By contrast, my tedder is more engineered in its design with all its gears enclosed; I am sure it is noisier than the new fork-type machine, but it does do a good job. At first, I used it as it was designed, with Molly in the shafts and me perched on the seat above those rapidly revolving tines. Though I did build a guard should I wobble to the side, I was still unhappy at the precariousness of my position, and now use it behind the hitch cart, as you can see, using offset hitch and shaft positions. This arrangement looks a bit peculiar and does mean that turning to the left is a little more restricted, but the wheels are kept off the hay and the horse is in line with the centre of draught of the implement. It works using the same shaft position and hitch point with the spider wheel hay turner, too.
The spider wheel turner I have used for about 15 years, replacing an early tractor-model side delivery rake, but on balance, I think I like the effect of the side delivery rake better. It keeps moving the hay when you turn at the corners whereas the spider wheel machine can bunch up a great lump when turning one way but leaves the hay almost unmoved when turning the other way. The other downside is its tendency to twist the hay into a rope, even when adjusted to move the hay with a glancing blow, which is of little consequence on straight upright grass. But especially when going through the horses’ dunging areas where the grass grows lank and often starts to fall over, that roping effect can leave clumps of wet close-grown stalks inside the rope, requiring the use of the tedder.

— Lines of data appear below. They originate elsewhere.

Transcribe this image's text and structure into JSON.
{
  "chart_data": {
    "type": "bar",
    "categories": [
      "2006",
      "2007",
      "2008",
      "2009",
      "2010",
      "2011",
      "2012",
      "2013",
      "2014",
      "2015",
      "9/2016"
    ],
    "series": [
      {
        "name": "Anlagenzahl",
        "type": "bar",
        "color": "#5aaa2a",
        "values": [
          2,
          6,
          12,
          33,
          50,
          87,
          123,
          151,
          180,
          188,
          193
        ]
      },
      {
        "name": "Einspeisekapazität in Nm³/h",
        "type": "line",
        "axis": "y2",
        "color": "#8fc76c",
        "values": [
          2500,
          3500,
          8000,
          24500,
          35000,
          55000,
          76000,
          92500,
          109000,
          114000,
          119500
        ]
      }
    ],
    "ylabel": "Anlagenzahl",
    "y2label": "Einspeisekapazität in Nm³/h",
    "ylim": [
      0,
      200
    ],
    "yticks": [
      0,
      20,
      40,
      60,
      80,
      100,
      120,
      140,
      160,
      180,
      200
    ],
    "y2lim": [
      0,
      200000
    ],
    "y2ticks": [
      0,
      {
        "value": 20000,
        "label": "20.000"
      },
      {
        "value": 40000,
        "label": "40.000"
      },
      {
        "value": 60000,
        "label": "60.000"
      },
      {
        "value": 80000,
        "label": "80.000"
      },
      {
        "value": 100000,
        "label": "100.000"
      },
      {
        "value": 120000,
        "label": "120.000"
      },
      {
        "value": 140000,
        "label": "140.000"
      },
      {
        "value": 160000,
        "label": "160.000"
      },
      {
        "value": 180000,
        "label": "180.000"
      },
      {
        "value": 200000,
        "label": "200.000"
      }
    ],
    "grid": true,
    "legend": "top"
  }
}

So if I had to start again, I think I would go for a side delivery rake. There are some good new Italian models, though they would need modifying so the central tines on each raker bar could be removed when turning two swaths separately, or one of those fork type tedders, which could easily do the work with a single horse. But for now, that is daydreaming, and things aren’t as simple as that, because Italy is a thousand expensive road miles away [and 30 of sea], whilst shipping a tedder from the US, given the increase in container prices since Covid and the drop in value of the pound against the dollar, would make my hay very expensive indeed. So, fingers crossed, let’s hope my old machinery keeps on going. The rake, I am sure will last for years, and I have plenty of old new-stock tines, and the tedder, well, if it has lasted since the 1930s, probably, surely it can do a few more rounds of the field?
William Castle is a violin maker, farmer & SFJ contributor who lives in Shropshire, England.